Microstructure evolution of an Inconel 718 alloy prepared by electron beam smelting

A new electron beam smelting technology was employed to prepare the Inconel 718 alloy, and the microstructure evolution and nucleation and coarsening mechanisms of gamma', y '' and delta phase of this alloy was investigated. The microstructures can be refined by means of electron beam smelting, and good microstructure stability is observed at 700 degrees C, which is at least 20 degrees C beyond the limiting temperature that Inconel 718 alloy can sustain for prolonged periods. The gamma' and gamma '' precipitates could be formed in less than 1 h when aged at 700 degrees C and 800 degrees C, in which the coarsening of gamma' follows the conventional Lifshitz-Wagner theory, while the gamma '' follows the Lifshitz-Slyozov encounter Modified theory. When thermal aged at 900 degrees C, both gamma' and gamma '' precipitates are absent. The nucleation of delta phase is arised from the stacking faults in gamma '' precipitates induced by formation of a/6 < 211 > Shockley partial dislocations or the lattice distortion when thermal aged at lower temperature. While at higher temperature, the arrangement of a/2 < 110 > matrix dislocations is responsible for the nucleation of delta phase. The coarsening of delta phase is discontinuous during prolonged exposure.
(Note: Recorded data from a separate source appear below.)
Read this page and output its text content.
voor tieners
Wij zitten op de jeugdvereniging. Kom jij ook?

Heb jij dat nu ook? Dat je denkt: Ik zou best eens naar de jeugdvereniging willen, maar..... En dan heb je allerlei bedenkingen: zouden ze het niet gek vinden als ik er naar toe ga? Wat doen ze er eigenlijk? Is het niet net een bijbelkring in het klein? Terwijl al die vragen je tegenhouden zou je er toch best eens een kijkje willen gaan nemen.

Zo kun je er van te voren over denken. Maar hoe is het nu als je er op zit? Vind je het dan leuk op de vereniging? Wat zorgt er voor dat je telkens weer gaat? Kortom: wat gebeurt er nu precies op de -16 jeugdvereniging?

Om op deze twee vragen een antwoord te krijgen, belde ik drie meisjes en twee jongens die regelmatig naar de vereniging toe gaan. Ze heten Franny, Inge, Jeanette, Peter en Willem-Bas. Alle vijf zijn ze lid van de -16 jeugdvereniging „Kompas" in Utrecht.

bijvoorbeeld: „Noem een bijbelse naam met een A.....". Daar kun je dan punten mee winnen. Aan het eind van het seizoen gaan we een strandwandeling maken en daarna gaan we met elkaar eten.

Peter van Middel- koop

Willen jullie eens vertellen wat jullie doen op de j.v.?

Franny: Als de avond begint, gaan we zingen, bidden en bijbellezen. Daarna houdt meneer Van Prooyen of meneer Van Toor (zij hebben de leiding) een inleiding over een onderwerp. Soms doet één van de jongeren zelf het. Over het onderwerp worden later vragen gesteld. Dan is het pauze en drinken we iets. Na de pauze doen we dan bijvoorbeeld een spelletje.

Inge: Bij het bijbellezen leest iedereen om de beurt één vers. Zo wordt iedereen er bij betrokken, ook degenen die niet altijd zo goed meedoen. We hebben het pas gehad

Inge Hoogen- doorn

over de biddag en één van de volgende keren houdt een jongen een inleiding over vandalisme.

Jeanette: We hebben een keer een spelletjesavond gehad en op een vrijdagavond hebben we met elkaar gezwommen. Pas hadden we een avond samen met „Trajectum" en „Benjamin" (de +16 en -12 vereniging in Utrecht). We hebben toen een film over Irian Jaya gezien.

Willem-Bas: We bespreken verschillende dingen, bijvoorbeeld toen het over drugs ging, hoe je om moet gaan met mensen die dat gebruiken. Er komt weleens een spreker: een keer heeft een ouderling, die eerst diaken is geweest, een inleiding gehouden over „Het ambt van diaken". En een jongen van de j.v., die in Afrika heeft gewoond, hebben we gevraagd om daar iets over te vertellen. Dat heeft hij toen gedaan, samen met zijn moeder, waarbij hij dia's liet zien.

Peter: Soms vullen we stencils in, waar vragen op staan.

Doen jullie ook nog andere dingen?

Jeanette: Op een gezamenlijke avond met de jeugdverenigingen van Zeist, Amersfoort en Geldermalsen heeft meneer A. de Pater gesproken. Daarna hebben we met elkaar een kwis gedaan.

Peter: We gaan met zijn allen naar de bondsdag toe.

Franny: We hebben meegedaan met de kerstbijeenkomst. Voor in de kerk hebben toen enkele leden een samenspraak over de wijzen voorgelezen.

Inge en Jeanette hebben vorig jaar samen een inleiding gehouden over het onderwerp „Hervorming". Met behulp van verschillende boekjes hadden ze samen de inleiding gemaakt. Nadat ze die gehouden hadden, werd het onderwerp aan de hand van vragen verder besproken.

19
The growth rate of the delta lath is controlled by the coarsening in lengthwise direction at first, and then by the intermittent growth in both length and width direction at lower temperature. While for the delta phase nucleated from the matrix, the growth of delta lath is determined by its thickening firstly, and then the coherent growth occurs along the length direction with aging proceeding

Automated summary

The new electron beam smelting technology was used to prepare Inconel 718 alloy and investigate the microstructure evolution and nucleation and coarsening mechanisms of the gamma', gamma'', and delta phases. Good microstructure stability of the alloy was observed at 700 degrees C, with refinement of microstructures achieved. Nucleation and coarsening mechanisms of various phases were found to be influenced by temperature and dislocation arrangements.